Aug 8 2007
Networks of small, permanently mounted sensors could soon check continuously for the formation of structural defects in I-beams and other critical structural supports of bridges and highway overpasses, giving structural engineers a better chance of heading off catastrophic failures.
A Sandia National Laboratories team is developing and evaluating a family of such sensors for use on a variety of safety-critical structures. Full-time monitoring sensors already have been tested and proven by Sandia for use on aircraft structures.
Over time, the stresses on a bridge caused by traffic, weather, and construction can result in the formation of tiny cracks in the steel and concrete structures of bridges. Exposure to wind, rain, and other elements can cause corrosion that can become a structural concern as well.
Like nerve endings in a human body, permanently mounted, or in-situ sensors offer levels of vigilance and sensitivity to problems that periodic checkups cannot, says Dennis Roach, who leads the Sandia team.
Structural health monitoring (SHM) techniques, as they are called, are gaining acceptance in the commercial aviation sector as a reliable and inexpensive way to alert safety engineers to the first stages of defect formation and give them the earliest possible warning that maintenance is needed.
With sensors continually checking for the first signs of wear and tear, engineers can detect cracks sooner, do the right maintenance at the right time, and possibly prevent massive failures, he says.
Sandia is a National Nuclear Security Administration laboratory.
Where flaws form
Sandia’s SHM work is an extension of its decades of research in non-destructive inspection (NDI) technologies currently used in manual inspections of commercial aircraft — to scan for small cracks in the airframe, for example. Such inspections are strictly regulated to maintain a high degree of aircraft safety
The SHM sensors being developed or evaluated at Sandia can find fatigue damage, hidden cracks, erosion, impact damage, and corrosion, among other defects commonly encountered in bridges.
The Sandia team already has developed or evaluated several types of inexpensive, reliable sensors that could potentially be mounted on important infrastructure, typically where flaws are expected to form.
“If I usually get fatigue damage in a particular area, that’s where I am going to install a sensor,” Roach says.
One promising SHM sensor, a Comparative Vacuum Monitoring (CVM) sensor, is a thin, self-adhesive rubber patch, ranging from dime- to credit-card-sized, that detects cracks in the underlying material. The rubber is laser-etched with rows of tiny, interconnected channels or galleries, to which an air pressure is applied. Any propagating crack under the sensor breaches the galleries and the resulting change in pressure is monitored.
The CVM sensors — manufactured by Structural Monitoring Systems, Inc. (SMS) — are inexpensive, reliable, durable, and easy to apply, says Roach. More important, they provide equal or better sensitivity than is achievable with conventional inspection methods and can be placed in difficult to access locations, he says.
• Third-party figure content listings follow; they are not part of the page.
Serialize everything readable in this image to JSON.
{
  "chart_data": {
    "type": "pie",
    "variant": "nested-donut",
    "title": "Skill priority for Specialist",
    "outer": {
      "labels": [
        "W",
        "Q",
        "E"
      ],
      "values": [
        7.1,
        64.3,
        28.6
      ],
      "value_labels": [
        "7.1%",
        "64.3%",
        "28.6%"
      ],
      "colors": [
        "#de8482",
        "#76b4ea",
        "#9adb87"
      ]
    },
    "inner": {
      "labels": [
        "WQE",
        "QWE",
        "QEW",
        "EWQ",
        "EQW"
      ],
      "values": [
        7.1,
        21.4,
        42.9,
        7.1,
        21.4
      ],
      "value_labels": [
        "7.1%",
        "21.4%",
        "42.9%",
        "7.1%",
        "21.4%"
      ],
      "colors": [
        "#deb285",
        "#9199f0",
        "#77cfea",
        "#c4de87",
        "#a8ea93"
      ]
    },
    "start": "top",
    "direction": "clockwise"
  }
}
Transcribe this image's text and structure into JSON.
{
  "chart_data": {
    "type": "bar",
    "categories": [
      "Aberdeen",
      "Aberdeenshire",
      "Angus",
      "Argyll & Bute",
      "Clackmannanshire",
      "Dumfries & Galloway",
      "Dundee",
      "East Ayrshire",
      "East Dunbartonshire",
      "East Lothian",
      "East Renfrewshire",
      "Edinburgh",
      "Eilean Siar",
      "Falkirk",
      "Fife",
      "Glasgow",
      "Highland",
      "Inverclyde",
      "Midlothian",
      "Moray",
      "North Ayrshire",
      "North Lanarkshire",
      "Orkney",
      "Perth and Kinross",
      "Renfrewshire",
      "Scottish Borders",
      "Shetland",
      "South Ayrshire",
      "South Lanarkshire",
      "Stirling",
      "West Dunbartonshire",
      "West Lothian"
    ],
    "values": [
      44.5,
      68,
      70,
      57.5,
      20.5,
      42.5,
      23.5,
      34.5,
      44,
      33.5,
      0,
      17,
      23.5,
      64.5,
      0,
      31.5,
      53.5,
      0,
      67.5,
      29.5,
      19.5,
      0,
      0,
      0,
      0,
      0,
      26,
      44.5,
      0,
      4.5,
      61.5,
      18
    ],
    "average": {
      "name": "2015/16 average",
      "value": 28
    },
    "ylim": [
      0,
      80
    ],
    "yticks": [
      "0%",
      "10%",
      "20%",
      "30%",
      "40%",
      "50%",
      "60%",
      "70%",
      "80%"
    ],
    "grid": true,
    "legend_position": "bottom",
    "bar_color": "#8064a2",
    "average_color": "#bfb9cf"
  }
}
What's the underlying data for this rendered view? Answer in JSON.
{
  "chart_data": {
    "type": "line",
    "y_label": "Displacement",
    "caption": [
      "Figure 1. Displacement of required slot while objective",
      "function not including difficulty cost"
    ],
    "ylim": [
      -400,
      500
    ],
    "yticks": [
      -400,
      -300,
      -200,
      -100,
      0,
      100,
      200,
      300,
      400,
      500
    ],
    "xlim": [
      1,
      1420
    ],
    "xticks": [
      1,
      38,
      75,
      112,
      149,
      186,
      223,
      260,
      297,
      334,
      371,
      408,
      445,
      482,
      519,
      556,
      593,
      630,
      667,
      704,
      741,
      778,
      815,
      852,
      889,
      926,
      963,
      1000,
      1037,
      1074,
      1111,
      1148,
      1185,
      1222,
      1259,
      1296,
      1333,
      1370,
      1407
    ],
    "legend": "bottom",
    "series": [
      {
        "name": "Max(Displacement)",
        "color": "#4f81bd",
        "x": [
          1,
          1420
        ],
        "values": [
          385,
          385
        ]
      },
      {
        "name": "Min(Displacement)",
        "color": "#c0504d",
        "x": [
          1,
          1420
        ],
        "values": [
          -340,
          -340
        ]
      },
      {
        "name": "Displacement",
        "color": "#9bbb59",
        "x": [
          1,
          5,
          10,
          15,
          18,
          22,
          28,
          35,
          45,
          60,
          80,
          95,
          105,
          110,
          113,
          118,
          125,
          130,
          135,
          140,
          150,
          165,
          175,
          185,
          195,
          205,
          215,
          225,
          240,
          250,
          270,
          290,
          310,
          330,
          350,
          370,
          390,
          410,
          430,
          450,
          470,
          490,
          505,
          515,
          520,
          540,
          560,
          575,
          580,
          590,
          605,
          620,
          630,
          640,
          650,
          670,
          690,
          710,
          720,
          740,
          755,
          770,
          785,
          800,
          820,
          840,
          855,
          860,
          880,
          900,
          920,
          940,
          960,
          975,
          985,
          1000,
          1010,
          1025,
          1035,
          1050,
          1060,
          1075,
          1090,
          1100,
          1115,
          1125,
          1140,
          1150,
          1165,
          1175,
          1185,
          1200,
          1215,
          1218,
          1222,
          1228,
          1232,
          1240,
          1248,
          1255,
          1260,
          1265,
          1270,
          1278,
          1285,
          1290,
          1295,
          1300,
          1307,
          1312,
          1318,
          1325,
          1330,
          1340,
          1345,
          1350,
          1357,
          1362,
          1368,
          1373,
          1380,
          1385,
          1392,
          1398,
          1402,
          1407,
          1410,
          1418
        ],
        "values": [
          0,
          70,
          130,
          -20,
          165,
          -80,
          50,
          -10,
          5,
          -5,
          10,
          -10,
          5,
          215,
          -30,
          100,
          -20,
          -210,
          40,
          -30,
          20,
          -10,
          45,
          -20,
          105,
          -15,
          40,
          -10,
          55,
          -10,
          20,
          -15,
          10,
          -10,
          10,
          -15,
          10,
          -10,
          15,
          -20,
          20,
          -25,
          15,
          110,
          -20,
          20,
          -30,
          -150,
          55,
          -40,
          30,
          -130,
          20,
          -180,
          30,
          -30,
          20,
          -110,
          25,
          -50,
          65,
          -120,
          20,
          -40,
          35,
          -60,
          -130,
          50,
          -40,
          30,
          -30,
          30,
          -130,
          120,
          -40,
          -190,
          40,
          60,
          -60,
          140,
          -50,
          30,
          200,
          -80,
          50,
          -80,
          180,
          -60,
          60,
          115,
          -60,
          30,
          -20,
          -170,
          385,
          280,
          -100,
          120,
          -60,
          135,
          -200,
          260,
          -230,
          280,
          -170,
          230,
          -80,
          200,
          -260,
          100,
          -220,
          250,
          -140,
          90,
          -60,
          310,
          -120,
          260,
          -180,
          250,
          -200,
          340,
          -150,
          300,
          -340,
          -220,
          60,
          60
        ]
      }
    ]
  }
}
Some other sensors being considered include flexible eddy current arrays, piezoelectric transducers that can interrogate materials over long distances, embedded fiber optics, and conducting paint whose resistance changes when cracks form underneath.
Smart structures possible
“When we set out to do NDI, in the back of our minds we knew that eventually we wanted to create smart structures that ‘phone home’ when repairs are needed or when the remaining fatigue life drops below acceptable levels,” Roach says. “This is a huge step in the evolution of NDI.”
“These sensors have been tested and shown to detect defects and fatigue in metal structures where safety is of utmost concern,” says Roger Hartman, manager of Sandia’s Infrastructure Assurance and NDI Department.
By combining networks of sensors of various types with other advanced materials work Sandia has done, such as using composite materials to repair damage to a highway bridge or watching for the first signs of fatigue using computerized prognostics and health management algorithms, “you begin to evolve a system approach to making important infrastructure elements safer and more reliable,” Hartman says.
Ultimately, a structural engineer might plug a laptop or diagnostic station into a central port on a bridge to download structural health data. Eventually “smart structures” fitted with many sensors and augmented with PHM algorithms could self-diagnose and signal engineers that repairs are needed or that they will be needed in a defined time downstream.
Sandia already is investigating applying SHM to a variety of structures. In addition to bridges and aircraft, SHM techniques could be used to monitor the structural well-being of spacecraft, weapons, rail cars, oil recovery equipment, pipelines, buildings, armored vehicles, ships, wind turbines, nuclear power plants, and fuel tanks in hydrogen vehicles, Roach says.
“There is widespread recognition that SHM’s time has come, an opinion you would not have heard from many people a few years ago,” he says.
Sandia is a multiprogram laboratory operated by Sandia Corporation, a Lockheed Martin company, for the U.S. Department of Energy’s National Nuclear Security Administration. Sandia has major R&D responsibilities in national security, energy and environmental technologies, and economic competitiveness.